Cheap Imports Hurting Canadian Honey Producers. Familiar Story In The U. S.
Right now there are 7000 beekeepers, mostly family farms in Canada who tend to 600,000 hives of honeybees and depend on them to make a living. Canadians produce 75 million pounds of honey annually. Approximately 1/3 is produced in Alberta, 1/3 in Saskatchewan & Manitoba, and 1/3 from the rest of the country. Annually we produce more than enough honey to supply our domestic demand and then some!

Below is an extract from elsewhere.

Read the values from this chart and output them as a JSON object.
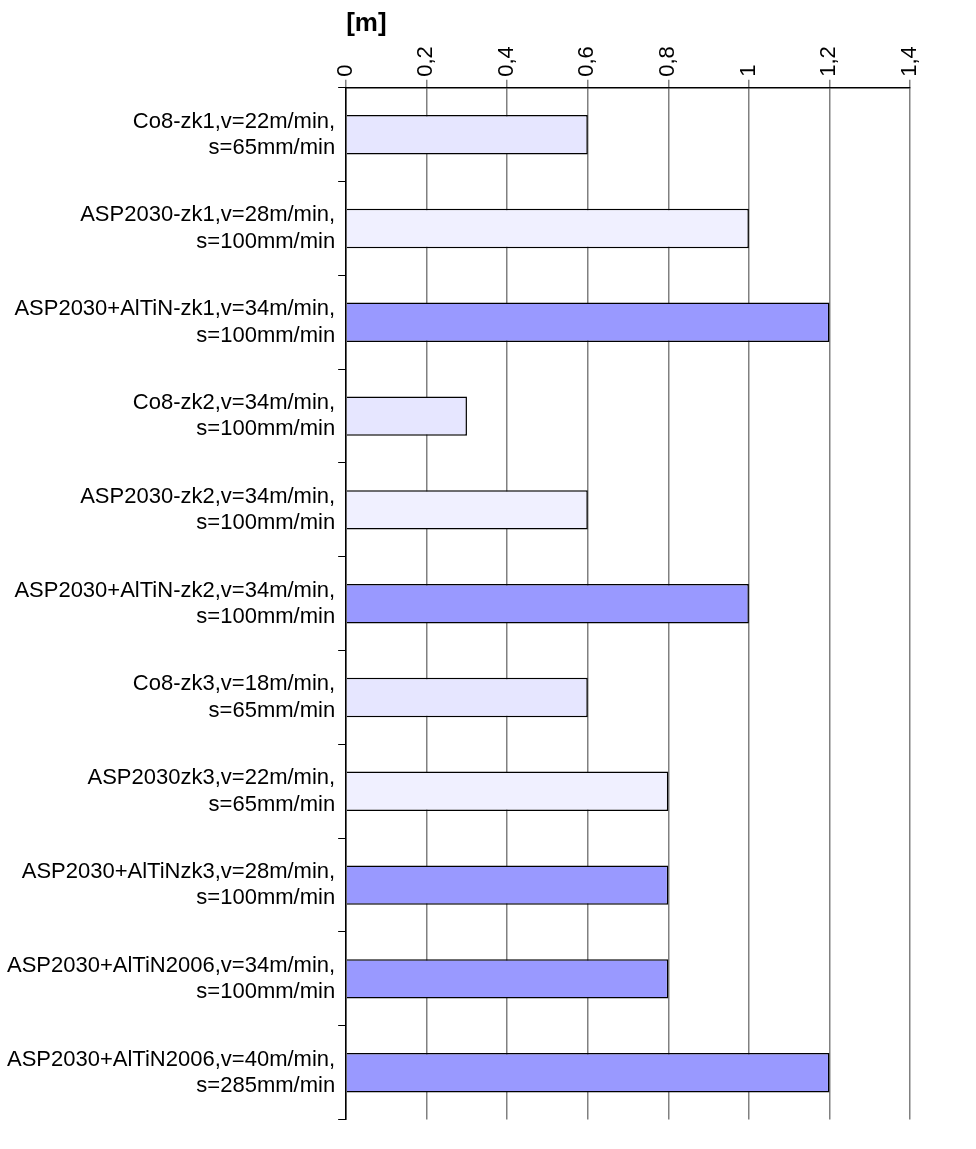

But we are now in danger of losing the family farm. Canada’s largest honey packer, Billy Bee, and their international corporate parent McCormick have all but stopped buying Canadian honey. Instead they choose to import cheaper honey from countries like China and Argentina and blend them with just enough Canadian honey so that they can still say Canadian on the bottle simply to improve their bottom line. There is definitely no shortage of Canadian honey!

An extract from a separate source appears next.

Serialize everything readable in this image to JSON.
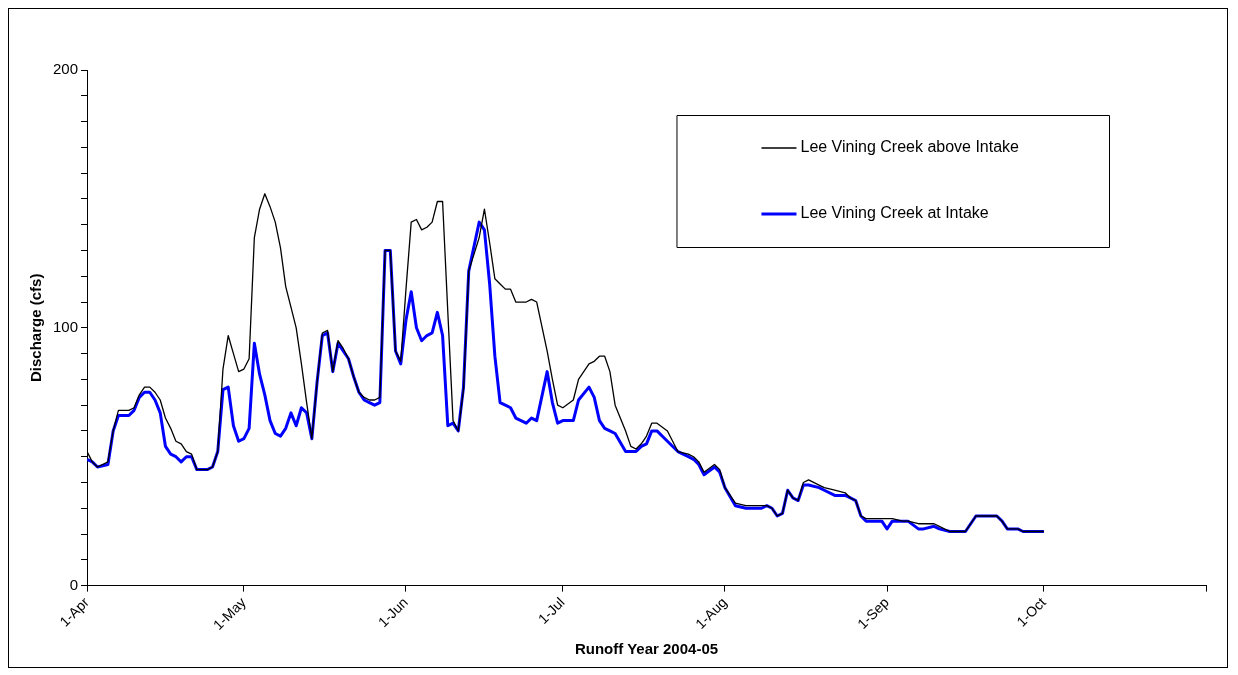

Right now, there are beekeepers in Canada who are unable to sell their crops, or must do so below cost and are quickly becoming bankrupted. Some will be unable to provide sufficient spring feed for their bees and their bees may diebefore they get a chance to make this years honey crop. Some may be forced to close their doors and move off the farm. But not for lack of trying, it is estimated that there may be nearly half of last years honey crop still sitting unsold in storage across the country, all the while cheap imported honey is being put on your grocery shelves first or blended to stretch out supply and cheapen the ingredients. Hard working beekeepers deserve to have their honey bottled and available for Canadian consumers before any other honey is imported and sold inside of our own country.